Cada um dos 12 estádios da Copa terá duas redes de 50 gigabytes cada uma, todas ligadas a uma rede de fibra ótica, disse o ministro a jornalistas. “Duvido que os estádios utilizem um terço da capacidade que estamos instalando”, afirmou.
“Nem mesmo o senhor Jerome Valcke vai usar toda essa capacidade, embora ele até pudesse se fizesse muitas declarações explosivas”, cutucou o ministro, em alusão ao secretário-geral da Fifa, que no ano passou recomendou um “chute no traseiro” das autoridades brasileiras por causa da lentidão nos preparativos para o torneio.
Embora as relações de Valcke com o governo tenham melhorado depois disso, a Fifa continua preocupada com atrasos nas obras dos estádios e com insuficiências em hotéis, transportes e comunicações.
Dois dos seis estádios a serem usados na Copa das Confederações – evento teste que começa em 15 de junho, em Brasília – ainda não foram inaugurados. Há expectativa de que o Brasil receba mais meio milhão de visitantes para a Copa de 2014. Muitos deles vão querer enviar emails ou postar fotos em redes sociais, o que pode congestionar as redes móveis locais.
Nas últimas semanas, as operadoras de telefonia móvel brasileiras inauguraram as primeiras redes de telefonia celular de quarta geração (4G) e o serviço estará disponível nos estádios e nas cidades-sedes da Copa das Confederações.
Mas muitos torcedores estrangeiros não terá como usá-la, porque grande parte dos smartphones dos EUA e de parte da Europa geralmente funcionam em radiofrequências como a de 700 megahertz, ao passo que o 4G brasileiro opera em 2,5 GHz.
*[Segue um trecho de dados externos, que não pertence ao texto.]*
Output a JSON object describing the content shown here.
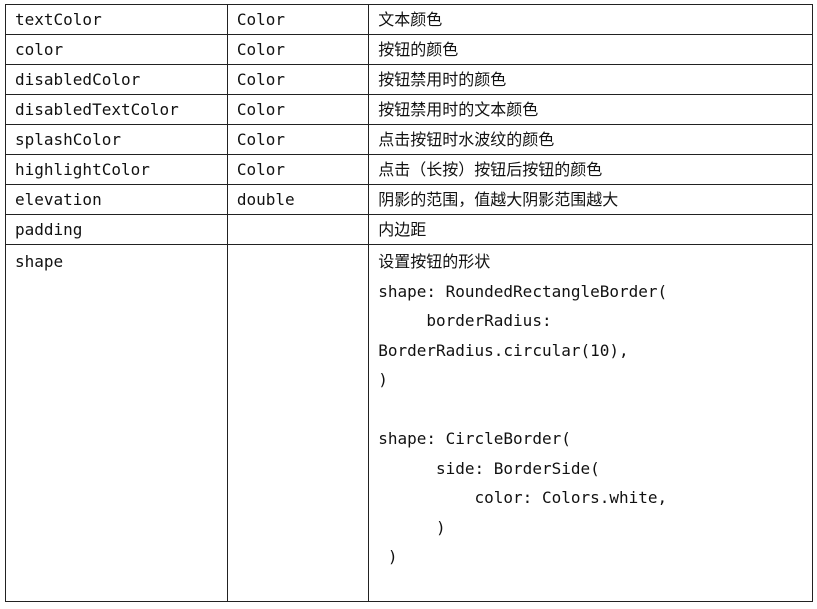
{
  "rows": [
    {
      "name": "textColor",
      "type": "Color",
      "desc": "文本颜色"
    },
    {
      "name": "color",
      "type": "Color",
      "desc": "按钮的颜色"
    },
    {
      "name": "disabledColor",
      "type": "Color",
      "desc": "按钮禁用时的颜色"
    },
    {
      "name": "disabledTextColor",
      "type": "Color",
      "desc": "按钮禁用时的文本颜色"
    },
    {
      "name": "splashColor",
      "type": "Color",
      "desc": "点击按钮时水波纹的颜色"
    },
    {
      "name": "highlightColor",
      "type": "Color",
      "desc": "点击（长按）按钮后按钮的颜色"
    },
    {
      "name": "elevation",
      "type": "double",
      "desc": "阴影的范围，值越大阴影范围越大"
    },
    {
      "name": "padding",
      "type": "",
      "desc": "内边距"
    }
  ],
  "shape_row": {
    "name": "shape",
    "type": "",
    "lines": [
      "设置按钮的形状",
      "shape: RoundedRectangleBorder(",
      "     borderRadius:",
      "BorderRadius.circular(10),",
      ")",
      "",
      "shape: CircleBorder(",
      "      side: BorderSide(",
      "          color: Colors.white,",
      "      )",
      " )"
    ]
  }
}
“Quem tiver um celular de 700 MHz não poderá usar o 4G, terá de usar o 3G”, disse Bernardo. O ministro recomendou que os fãs evitem as altas tarifas de roaming internacional, comprando chips de operadoras brasileiras assim que desembarcarem no Brasil.
O número de usuários do 3G no Brasil cresceu “explosivamente” desde seu lançamento, em 2008, chegando a quase 70 milhões, e até o final de 2014 a expectativa é de 130 milhões de usuários, segundo Bernardo.